In “Sing Street,” Connor (Ferdia Walsh-Peelo) is a boy growing up in Dublin in the ’80s who has fallen in love with rebellious outcast Raphina (Lucy Boynton). Trying to win her, over he starts a band with classmates with the hopes to feature Raphina in their music video.
With over the top antics in ’80s music videos from influences like Duran Duran, Connor and his band strive to go from bad to good. “Sing Street” is an easily relatable story for any musician or music lover as the young impressionable band transforms with each note they play.
The DePaulia spoke with the Irish musicians-turned-actors Mark McKenna and Ferdia Walsh-Peelo.
We see characters like Connor in “Sing Street” taking big steps into for their sake of their music. Can you relate to that as musician-turned-actors?
Peelo: We kind of put our lives on hold for the film a bit. This film sought me out. There will be a point where I’d have to take some risk and leave my home to pursue music. I know tons of people who have, and it hasn’t worked out for them and I know people who it has worked for them.
London is the place to go. Everybody does in Ireland, because in Ireland you have to get out of the country — especially if your perusing acting and music. L
Both your characters use music as an outlet. Connor pushes the narrative with his relationship in winning Lucy Buynton’s character Raphina over. What on-screen relationships can you relate to most?
Peelo: My favorite kind of relationship in the film is the relationship between the characters and music. Especially Cosmo and music, because first he gets the band to get the girl. Because he tells her he has a band – but he doesn’t actually have a band — he forms one to get her. As the film goes on it, becomes more than that.
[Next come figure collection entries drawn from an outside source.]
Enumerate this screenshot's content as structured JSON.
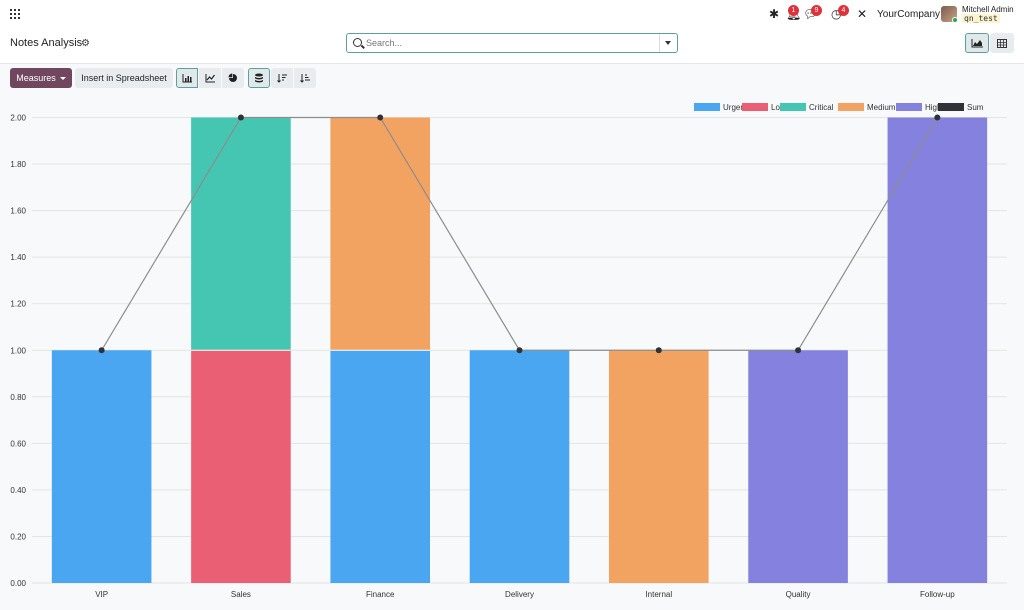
{
  "topbar": {
    "badges": {
      "activity": "1",
      "messages": "9",
      "clock": "4"
    },
    "company": "YourCompany",
    "user_name": "Mitchell Admin",
    "db_name": "qn_test"
  },
  "control": {
    "title": "Notes Analysis",
    "search_placeholder": "Search..."
  },
  "actions": {
    "measures_label": "Measures",
    "insert_label": "Insert in Spreadsheet"
  },
  "colors": {
    "Urgent": "#4ba6f2",
    "Low": "#ea5f74",
    "Critical": "#45c6b2",
    "Medium": "#f3a361",
    "High": "#8581de",
    "Sum": "#2f3338",
    "accent": "#71475f"
  },
  "chart_data": {
    "type": "bar",
    "stacked": true,
    "categories": [
      "VIP",
      "Sales",
      "Finance",
      "Delivery",
      "Internal",
      "Quality",
      "Follow-up"
    ],
    "series": [
      {
        "name": "Urgent",
        "values": [
          1,
          0,
          1,
          1,
          0,
          0,
          0
        ]
      },
      {
        "name": "Low",
        "values": [
          0,
          1,
          0,
          0,
          0,
          0,
          0
        ]
      },
      {
        "name": "Critical",
        "values": [
          0,
          1,
          0,
          0,
          0,
          0,
          0
        ]
      },
      {
        "name": "Medium",
        "values": [
          0,
          0,
          1,
          0,
          1,
          0,
          0
        ]
      },
      {
        "name": "High",
        "values": [
          0,
          0,
          0,
          0,
          0,
          1,
          2
        ]
      }
    ],
    "sum": {
      "name": "Sum",
      "type": "line",
      "values": [
        1,
        2,
        2,
        1,
        1,
        1,
        2
      ]
    },
    "yticks": [
      "0.00",
      "0.20",
      "0.40",
      "0.60",
      "0.80",
      "1.00",
      "1.20",
      "1.40",
      "1.60",
      "1.80",
      "2.00"
    ],
    "ylim": [
      0,
      2
    ],
    "grid": true,
    "legend_position": "top-right"
  }
}
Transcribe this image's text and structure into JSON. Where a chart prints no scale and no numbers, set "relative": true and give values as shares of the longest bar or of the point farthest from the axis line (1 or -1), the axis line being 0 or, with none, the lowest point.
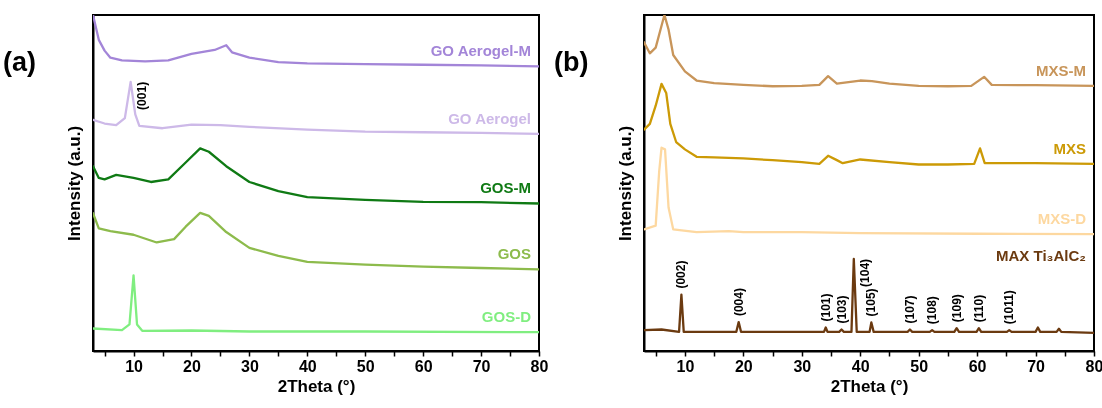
{
  "chart_data": [
    {
      "type": "line",
      "title": "(a)",
      "xlabel": "2Theta (°)",
      "ylabel": "Intensity (a.u.)",
      "relative": true,
      "xlim": [
        3,
        80
      ],
      "xticks": [
        {
          "value": 5,
          "label": null
        },
        10,
        {
          "value": 15,
          "label": null
        },
        20,
        {
          "value": 25,
          "label": null
        },
        30,
        {
          "value": 35,
          "label": null
        },
        40,
        {
          "value": 45,
          "label": null
        },
        50,
        {
          "value": 55,
          "label": null
        },
        60,
        {
          "value": 65,
          "label": null
        },
        70,
        {
          "value": 75,
          "label": null
        },
        80
      ],
      "grid": false,
      "legend": false,
      "line_style": "solid",
      "annotations": [
        {
          "text": "(001)",
          "x": 9.5,
          "y": 0.801
        }
      ],
      "series": [
        {
          "name": "GO Aerogel-M",
          "color": "#a385d8",
          "x": [
            3,
            4,
            5,
            6,
            8,
            12,
            16,
            20,
            24,
            26,
            27,
            30,
            35,
            40,
            50,
            60,
            70,
            80
          ],
          "values": [
            1.0,
            0.926,
            0.894,
            0.873,
            0.865,
            0.862,
            0.865,
            0.884,
            0.896,
            0.91,
            0.889,
            0.873,
            0.86,
            0.856,
            0.854,
            0.852,
            0.85,
            0.847
          ]
        },
        {
          "name": "GO Aerogel",
          "color": "#cdb9e8",
          "x": [
            3,
            5,
            7,
            8.5,
            9.5,
            10.3,
            11,
            15,
            20,
            25,
            30,
            40,
            50,
            60,
            70,
            80
          ],
          "values": [
            0.688,
            0.677,
            0.672,
            0.693,
            0.801,
            0.704,
            0.67,
            0.663,
            0.674,
            0.672,
            0.667,
            0.659,
            0.653,
            0.651,
            0.649,
            0.646
          ]
        },
        {
          "name": "GOS-M",
          "color": "#0f7a14",
          "x": [
            3,
            4,
            5,
            7,
            10,
            13,
            16,
            19,
            21.5,
            23,
            26,
            30,
            35,
            40,
            50,
            60,
            70,
            80
          ],
          "values": [
            0.55,
            0.515,
            0.511,
            0.524,
            0.515,
            0.503,
            0.511,
            0.561,
            0.603,
            0.593,
            0.55,
            0.503,
            0.476,
            0.458,
            0.45,
            0.444,
            0.443,
            0.439
          ]
        },
        {
          "name": "GOS",
          "color": "#8dbb4c",
          "x": [
            3,
            4,
            6,
            10,
            14,
            17,
            19,
            21.5,
            23,
            26,
            30,
            35,
            40,
            50,
            60,
            70,
            80
          ],
          "values": [
            0.41,
            0.365,
            0.357,
            0.346,
            0.323,
            0.333,
            0.37,
            0.411,
            0.402,
            0.354,
            0.307,
            0.283,
            0.265,
            0.257,
            0.251,
            0.247,
            0.243
          ]
        },
        {
          "name": "GOS-D",
          "color": "#80ee80",
          "x": [
            3,
            8,
            9.3,
            10,
            10.6,
            11.5,
            20,
            30,
            50,
            80
          ],
          "values": [
            0.067,
            0.062,
            0.079,
            0.225,
            0.079,
            0.06,
            0.061,
            0.058,
            0.058,
            0.056
          ]
        }
      ]
    },
    {
      "type": "line",
      "title": "(b)",
      "xlabel": "2Theta (°)",
      "ylabel": "Intensity (a.u.)",
      "relative": true,
      "xlim": [
        3,
        80
      ],
      "xticks": [
        {
          "value": 5,
          "label": null
        },
        10,
        {
          "value": 15,
          "label": null
        },
        20,
        {
          "value": 25,
          "label": null
        },
        30,
        {
          "value": 35,
          "label": null
        },
        40,
        {
          "value": 45,
          "label": null
        },
        50,
        {
          "value": 55,
          "label": null
        },
        60,
        {
          "value": 65,
          "label": null
        },
        70,
        {
          "value": 75,
          "label": null
        },
        80
      ],
      "grid": false,
      "legend": false,
      "line_style": "solid",
      "annotations": [
        {
          "text": "(002)",
          "x": 9.4,
          "y": 0.168
        },
        {
          "text": "(004)",
          "x": 19.2,
          "y": 0.086
        },
        {
          "text": "(101)",
          "x": 34.1,
          "y": 0.07
        },
        {
          "text": "(103)",
          "x": 36.8,
          "y": 0.064
        },
        {
          "text": "(104)",
          "x": 38.9,
          "y": 0.274
        },
        {
          "text": "(105)",
          "x": 41.9,
          "y": 0.085
        },
        {
          "text": "(107)",
          "x": 48.5,
          "y": 0.064
        },
        {
          "text": "(108)",
          "x": 52.3,
          "y": 0.062
        },
        {
          "text": "(109)",
          "x": 56.5,
          "y": 0.068
        },
        {
          "text": "(110)",
          "x": 60.3,
          "y": 0.068
        },
        {
          "text": "(1011)",
          "x": 65.5,
          "y": 0.062
        }
      ],
      "series": [
        {
          "name": "MXS-M",
          "color": "#c8955a",
          "x": [
            3,
            4,
            5,
            6,
            6.5,
            7.2,
            8,
            10,
            12,
            15,
            20,
            25,
            30,
            33,
            34.5,
            36,
            40,
            42,
            45,
            50,
            55,
            59,
            61.2,
            62.5,
            70,
            80
          ],
          "values": [
            0.919,
            0.886,
            0.903,
            0.968,
            1.0,
            0.957,
            0.881,
            0.832,
            0.805,
            0.797,
            0.792,
            0.788,
            0.789,
            0.792,
            0.818,
            0.796,
            0.805,
            0.803,
            0.796,
            0.789,
            0.788,
            0.789,
            0.816,
            0.792,
            0.791,
            0.789
          ]
        },
        {
          "name": "MXS",
          "color": "#cc9a06",
          "x": [
            3,
            4,
            5,
            6,
            6.8,
            7.5,
            8.5,
            10,
            12,
            15,
            20,
            25,
            30,
            33,
            34.5,
            36,
            37,
            40,
            45,
            50,
            55,
            59.5,
            60.5,
            61.3,
            70,
            80
          ],
          "values": [
            0.659,
            0.676,
            0.73,
            0.795,
            0.768,
            0.676,
            0.622,
            0.6,
            0.578,
            0.576,
            0.573,
            0.568,
            0.562,
            0.557,
            0.581,
            0.568,
            0.559,
            0.57,
            0.562,
            0.555,
            0.555,
            0.557,
            0.603,
            0.559,
            0.559,
            0.557
          ]
        },
        {
          "name": "MXS-D",
          "color": "#fdd8a0",
          "x": [
            3,
            5,
            5.6,
            6,
            6.6,
            7.2,
            8,
            12,
            17.5,
            20,
            30,
            40,
            60,
            80
          ],
          "values": [
            0.362,
            0.373,
            0.535,
            0.605,
            0.6,
            0.427,
            0.362,
            0.354,
            0.357,
            0.354,
            0.354,
            0.351,
            0.349,
            0.348
          ]
        },
        {
          "name": "MAX Ti₃AlC₂",
          "color": "#6b3a10",
          "x": [
            3,
            6,
            9,
            9.4,
            9.8,
            18.8,
            19.2,
            19.6,
            33.8,
            34.1,
            34.4,
            36.4,
            36.8,
            37.2,
            38.5,
            38.9,
            39.4,
            41.6,
            41.9,
            42.3,
            48.1,
            48.5,
            48.9,
            51.9,
            52.3,
            52.7,
            56.1,
            56.5,
            56.9,
            59.9,
            60.3,
            60.7,
            65.1,
            65.5,
            65.9,
            70,
            70.4,
            70.8,
            73.6,
            74,
            74.4,
            80
          ],
          "values": [
            0.062,
            0.064,
            0.057,
            0.168,
            0.057,
            0.057,
            0.086,
            0.057,
            0.057,
            0.07,
            0.057,
            0.057,
            0.064,
            0.057,
            0.057,
            0.274,
            0.057,
            0.057,
            0.085,
            0.057,
            0.057,
            0.064,
            0.057,
            0.057,
            0.062,
            0.057,
            0.057,
            0.068,
            0.057,
            0.057,
            0.068,
            0.057,
            0.057,
            0.062,
            0.057,
            0.057,
            0.07,
            0.057,
            0.057,
            0.066,
            0.057,
            0.054
          ]
        }
      ]
    }
  ]
}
He starts getting really inspired by these pop bands but then it becomes his way of escaping from his world, which is is turned upside down for him.
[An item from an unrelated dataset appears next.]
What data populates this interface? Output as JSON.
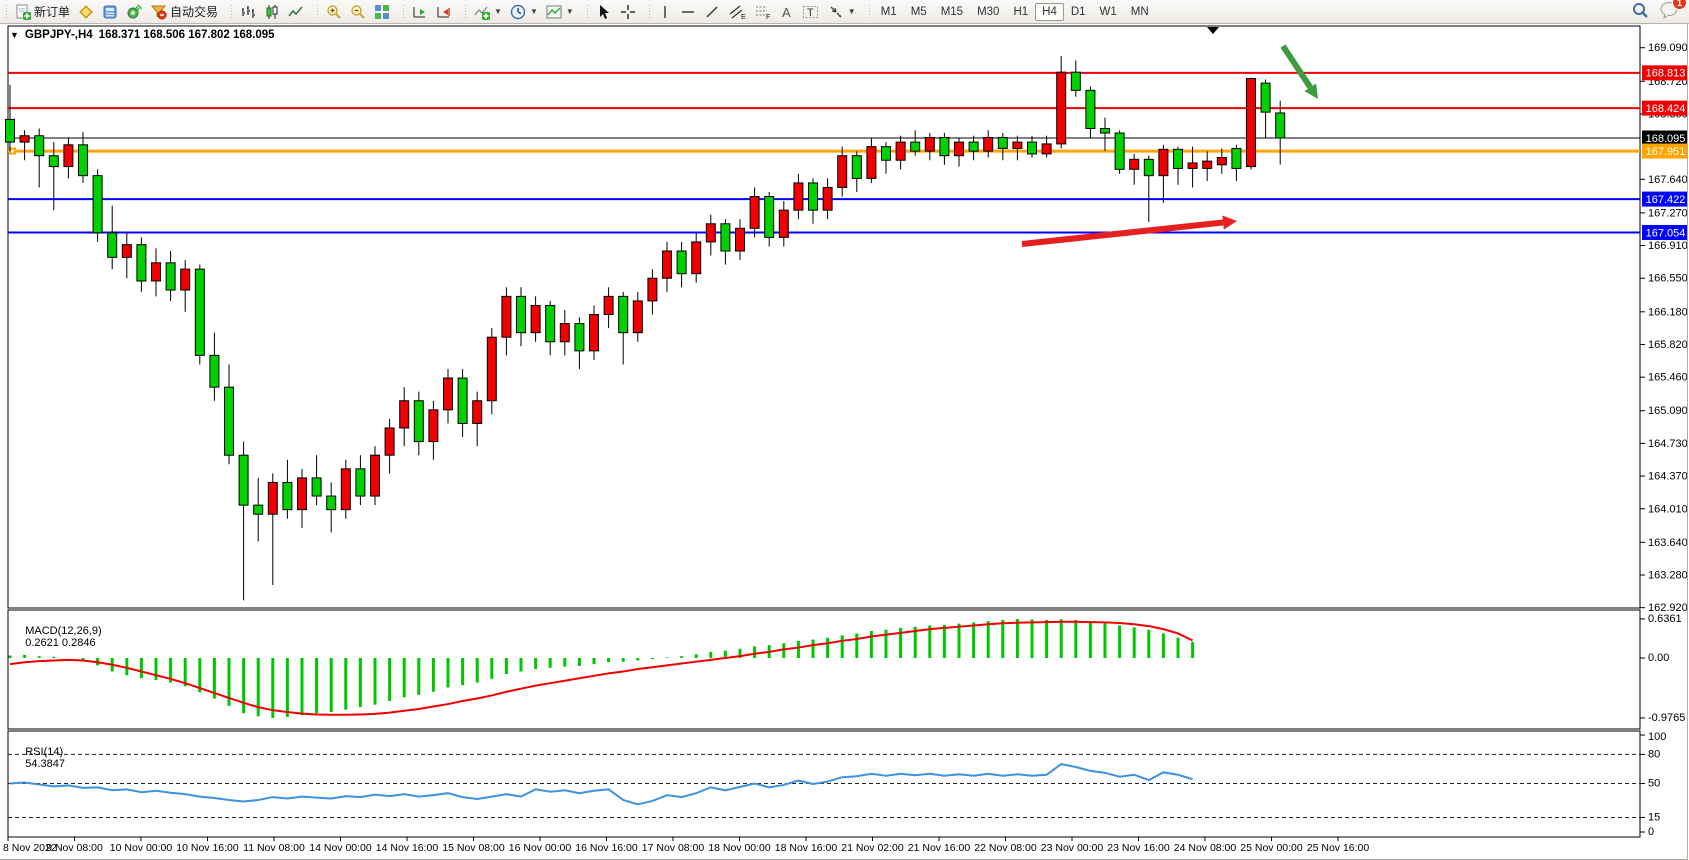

Peelo: He finds refuge in it, with his guitar at home songwriting or with his Walkman on. His just transported into another world. That’s what director John Carney likes to capture in his films. That is a huge relationship in people lives.
McKenna: With my character, Eamon, I kind of see a see the relationship of music being an escape. In the film he doesn’t have many friends. His dad’s in rehab and is a musician, so I think he uses music as a way of connecting with his dad since he’s gone.
His dad can still be there with the music so he escapes through that. I can’t relate to that but I can relate to using music as a self form of self expression. As a songwriter, there’s only so much you can write about over and over again. So you have to explore yourself and express things that you haven’t before. It’s like a therapy session.